Vu les autres pièces du dossier.
Vu :
— le décret n° 2015-1382 du 30 octobre 2015 relatif à la médiation des litiges de la consommation ;
— le décret n° 2012-1078 du 24 septembre 2012 relatif à la facturation en cas de fuites sur les canalisations d’eau potable après compteur ;
— le code de la consommation ;
— le code général des collectivités territoriales ;
— le code de justice administrative.
Considérant ce qui suit :
1. M. B, résidant à Saint-Florent-sur-Cher (18400), a été destinataire de la facture n° 2022-5-19030 émise le 9 novembre 2022 d’un montant de 952,72 euros par le service des eaux de la communauté de communes FerCher correspondant à une consommation d’eau de 228 m3 pour la période du 1er janvier au 18 mars 2022. Par la présente requête, il en demande au tribunal l’annulation mais également que soit confirmée l’analyse du médiateur de l’eau concernant une surconsommation causée par une fuite d’eau.
2. Aux termes de l’article R. 222-1 du code de justice administrative : " Les présidents de tribunal administratif et de cour administrative d’appel, les premiers vice-présidents des tribunaux et des cours, le vice-président du tribunal administratif de Paris, les présidents de formation de jugement des tribunaux et des cours et les magistrats ayant une ancienneté minimale de deux ans ou ayant atteint au moins le grade de premier conseiller désignés à cet effet par le président de leur juridiction peuvent, par ordonnance : () 2º Rejeter les requêtes ne relevant manifestement pas de la compétence de la juridiction administrative () ; 4° Rejeter les requêtes irrecevables pour défaut de ministère d’avocat ou entachées d’une irrecevabilité manifeste non susceptible d’être couverte en cours d’instance () ".
Sur les conclusions tendant à la confirmation de l’analyse du médiateur de l’eau :
3. Le juge administratif ne peut être saisi que de conclusions tendant à l’annulation d’une décision administrative ou de conclusions indemnitaires lorsque la responsabilité de l’administration est engagée.

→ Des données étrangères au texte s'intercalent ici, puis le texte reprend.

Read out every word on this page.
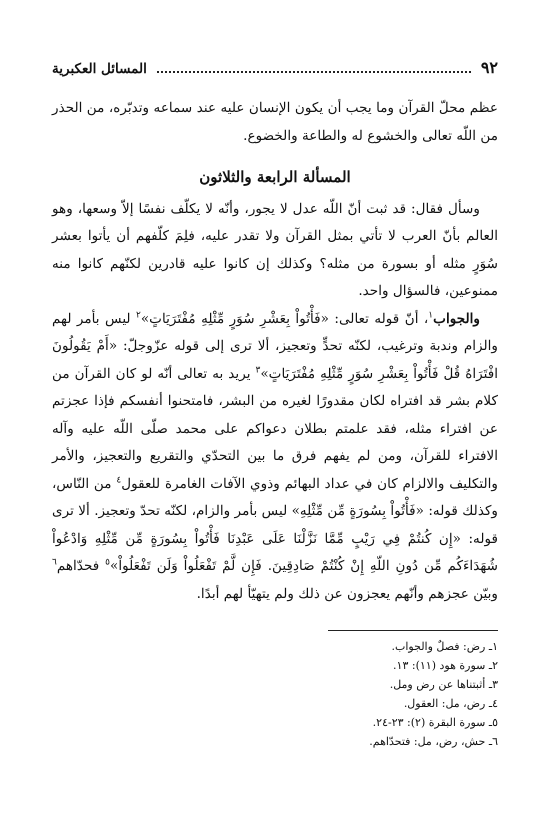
٩٢
المسائل العكبرية

عظم محلّ القرآن وما يجب أن يكون الإنسان عليه عند سماعه وتدبّره، من الحذر من اللّه تعالى والخشوع له والطاعة والخضوع.

المسألة الرابعة والثلاثون

وسأل فقال: قد ثبت أنّ اللّه عدل لا يجور، وأنّه لا يكلّف نفسًا إلاّ وسعها، وهو العالم بأنّ العرب لا تأتي بمثل القرآن ولا تقدر عليه، فلِمَ كلّفهم أن يأتوا بعشر سُوَرٍ مثله أو بسورة من مثله؟ وكذلك إن كانوا عليه قادرين لكنّهم كانوا منه ممنوعين، فالسؤال واحد.

والجواب$^١$، أنّ قوله تعالى: «فَأْتُواْ بِعَشْرِ سُوَرٍ مِّثْلِهِ مُفْتَرَيَاتٍ»$^٢$ ليس بأمر لهم والزام وندبة وترغيب، لكنّه تحدٍّ وتعجيز، ألا ترى إلى قوله عزّوجلّ: «أَمْ يَقُولُونَ افْتَرَاهُ قُلْ فَأْتُواْ بِعَشْرِ سُوَرٍ مِّثْلِهِ مُفْتَرَيَاتٍ»$^٣$ يريد به تعالى أنّه لو كان القرآن من كلام بشر قد افتراه لكان مقدورًا لغيره من البشر، فامتحنوا أنفسكم فإذا عجزتم عن افتراء مثله، فقد علمتم بطلان دعواكم على محمد صلّى اللّه عليه وآله الافتراء للقرآن، ومن لم يفهم فرق ما بين التحدّي والتقريع والتعجيز، والأمر والتكليف والالزام كان في عداد البهائم وذوي الآفات الغامرة للعقول$^٤$ من النّاس، وكذلك قوله: «فَأْتُواْ بِسُورَةٍ مِّن مِّثْلِهِ» ليس بأمر والزام، لكنّه تحدّ وتعجيز. ألا ترى قوله: «إِن كُنتُمْ فِي رَيْبٍ مِّمَّا نَزَّلْنَا عَلَى عَبْدِنَا فَأْتُواْ بِسُورَةٍ مِّن مِّثْلِهِ وَادْعُواْ شُهَدَاءَكُم مِّن دُونِ اللّهِ إِنْ كُنْتُمْ صَادِقِينَ. فَإِن لَّمْ تَفْعَلُواْ وَلَن تَفْعَلُواْ»$^٥$ فحدّاهم$^٦$ وبيّن عجزهم وأنّهم يعجزون عن ذلك ولم يتهيّأ لهم أبدًا.

١ـ رض: فصلٌ والجواب.
٢ـ سورة هود (١١): ١٣.
٣ـ أثبتناها عن رض ومل.
٤ـ رض، مل: العقول.
٥ـ سورة البقرة (٢): ٢٣-٢٤.
٦ـ حش، رض، مل: فتحدّاهم.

Il n’entre pas ainsi pas dans ses pouvoirs comme dans ses attributions et compétences de confirmer l’analyse réalisée par le médiateur de l’eau. De telles conclusions sont, en tout état de cause, irrecevables et ne peuvent par suite qu’être rejetées.
Sur les conclusions à fin d’annulation de la facture d’eau :
4. M. B doit être regardé comme demandant au tribunal d’annuler la facture n° 2022-5-19030 d’un montant de 952,72 € émise le 9 novembre 2022 correspondant à une consommation de 228 m3, ainsi que le refus de la communauté de communes de FerCher de procéder à un dégrèvement partiel.
5. En premier lieu, selon l’article L. 2224-7 du code général des collectivités territoriales : « I.-Tout service assurant tout ou partie de la production, du transport, du stockage et de la distribution d’eau destinée à la consommation humaine est un service d’eau potable./ La production d’eau destinée à la consommation humaine comprend tout ou partie du prélèvement, de la protection du point de prélèvement ainsi que du traitement de l’eau brute. () ». Selon l’article L. 2224-11 du même code : « Les services publics d’eau et d’assainissement sont financièrement gérés comme des services à caractère industriel et commercial ».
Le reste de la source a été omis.